Disease caused by roundworms have traditionally peaked after mid-July in Ireland, due to a gradual buildup of contamination of the pasture over the grazing season, and environmental conditions becoming very suitable for larvae to develop in late summer. Findings from the post mortem examination of cases recently submitted to the Regional Veterinary Laboratories (RVLs) suggest that the level of pasture contamination with parasites is indeed high this year . A substantial number of cases of both lungworm (hoose) and gutworm have been seen.

Added 22.09.2020

Figure 1: Image of an Ostertagia ostertagi worm in microscopic view. (DAFM RVLs)

Reports from the Regional Veterinary Laboratories (RVLs)

Kilkenny RVL has observed a number of cases of parasitic gastroenteritis in carcases presented to the Laboratory . A high proportion of cases presented are calves and lambs in their first grazing season, and counts of worm eggs in gut contents have been high in several cases. Kilkenny RVL has also seen a substantial number of lungworm cases in recent weeks.

Added 22.09.2020

Figure 2: Lungworm (Dictyocaulus viviparus) in the airway of a six month old calf from a Kilkenny herd; post mortem examination carried out on the 31st August 2020

Meanwhile, Athlone RVL has found several cases of parasitic gastroenteritis in lambs in recent weeks.  

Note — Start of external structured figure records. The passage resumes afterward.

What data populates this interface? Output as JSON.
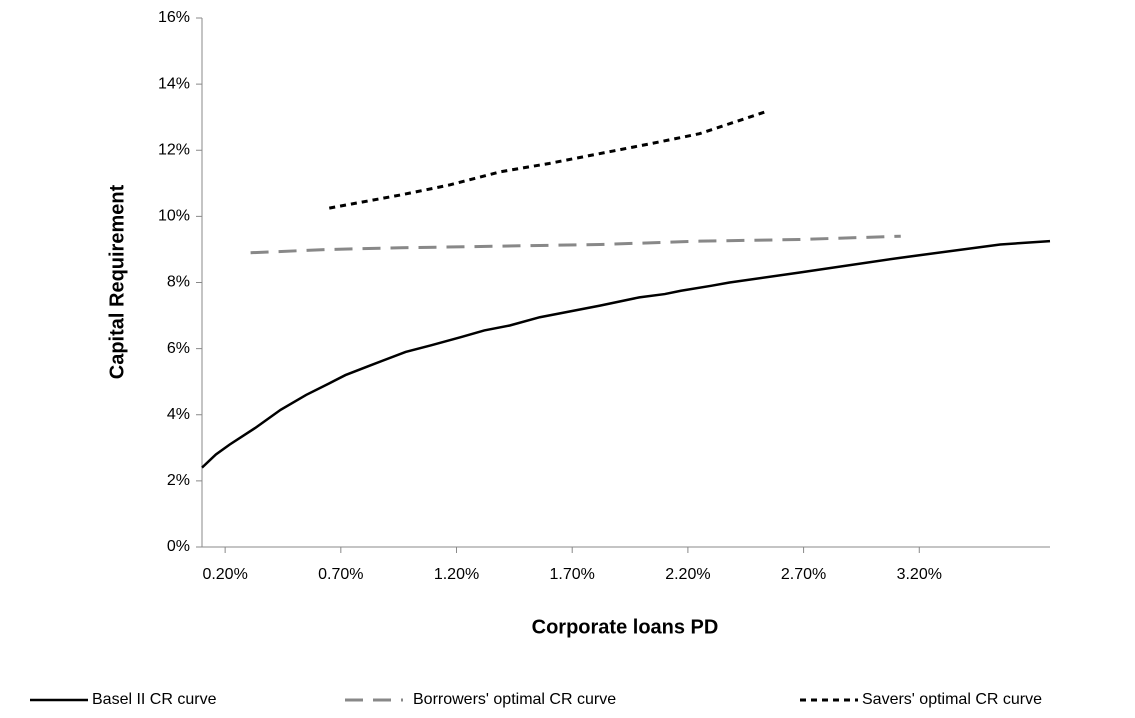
{
  "chart_data": {
    "type": "line",
    "x_label": "Corporate loans PD",
    "y_label": "Capital Requirement",
    "xlim": [
      0.1,
      3.765
    ],
    "ylim": [
      0,
      16
    ],
    "xticks": [
      {
        "value": 0.2,
        "label": "0.20%"
      },
      {
        "value": 0.7,
        "label": "0.70%"
      },
      {
        "value": 1.2,
        "label": "1.20%"
      },
      {
        "value": 1.7,
        "label": "1.70%"
      },
      {
        "value": 2.2,
        "label": "2.20%"
      },
      {
        "value": 2.7,
        "label": "2.70%"
      },
      {
        "value": 3.2,
        "label": "3.20%"
      }
    ],
    "yticks": [
      {
        "value": 0,
        "label": "0%"
      },
      {
        "value": 2,
        "label": "2%"
      },
      {
        "value": 4,
        "label": "4%"
      },
      {
        "value": 6,
        "label": "6%"
      },
      {
        "value": 8,
        "label": "8%"
      },
      {
        "value": 10,
        "label": "10%"
      },
      {
        "value": 12,
        "label": "12%"
      },
      {
        "value": 14,
        "label": "14%"
      },
      {
        "value": 16,
        "label": "16%"
      }
    ],
    "legend": "bottom",
    "series": [
      {
        "name": "Basel II CR curve",
        "color": "#000000",
        "dash": "solid",
        "x": [
          0.1,
          0.16,
          0.22,
          0.33,
          0.44,
          0.55,
          0.65,
          0.72,
          0.83,
          0.98,
          1.09,
          1.22,
          1.32,
          1.43,
          1.56,
          1.82,
          1.99,
          2.1,
          2.17,
          2.3,
          2.38,
          2.68,
          3.12,
          3.55,
          3.765
        ],
        "values": [
          2.4,
          2.8,
          3.1,
          3.6,
          4.15,
          4.6,
          4.95,
          5.2,
          5.5,
          5.9,
          6.1,
          6.35,
          6.55,
          6.7,
          6.95,
          7.3,
          7.55,
          7.65,
          7.75,
          7.9,
          8.0,
          8.3,
          8.75,
          9.15,
          9.25
        ]
      },
      {
        "name": "Borrowers' optimal CR curve",
        "color": "#888888",
        "dash": "long",
        "x": [
          0.31,
          0.65,
          0.96,
          1.39,
          1.82,
          2.25,
          2.68,
          3.12
        ],
        "values": [
          8.9,
          9.0,
          9.05,
          9.1,
          9.15,
          9.25,
          9.3,
          9.4
        ]
      },
      {
        "name": "Savers' optimal CR curve",
        "color": "#000000",
        "dash": "short",
        "x": [
          0.65,
          0.96,
          1.17,
          1.39,
          1.6,
          1.82,
          2.04,
          2.25,
          2.53
        ],
        "values": [
          10.25,
          10.65,
          10.95,
          11.35,
          11.6,
          11.9,
          12.2,
          12.5,
          13.15
        ]
      }
    ]
  }
}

Other laboratories have also seen cases of disease caused by roundworms, as can be seen from the map in Figure 3 below. This map is based on diagnoses of parasitic disease in carcases- it does not include diagnoses reached from tests on submitted samples. Also, not all cases for August have been included, as testing is continuing on some of the submissions from the last few weeks.

Added 22.09.2020

Figure 3: Locations of some cases of lungworm and parasitic gastroenteritis (PGE) in cattle and sheep during July and August



Reports from the RVLs suggest that substantial worm burdens are present on pasture in certain areas. The scale of the problem in animals and herds is not always readily apparent from the appearance of the animals involved. Farmers are encouraged to consider information from a range of sources, including engaging their vet to advise on faecal egg counts, to inform their decision making on treatment and control of roundworm diseases. Lungworm must be considered as a possible diagnosis in grazing first season calves. Farmers are also encouraged to seek a referral from their vet to their local RVL to investigate the cause of deaths in their livestock.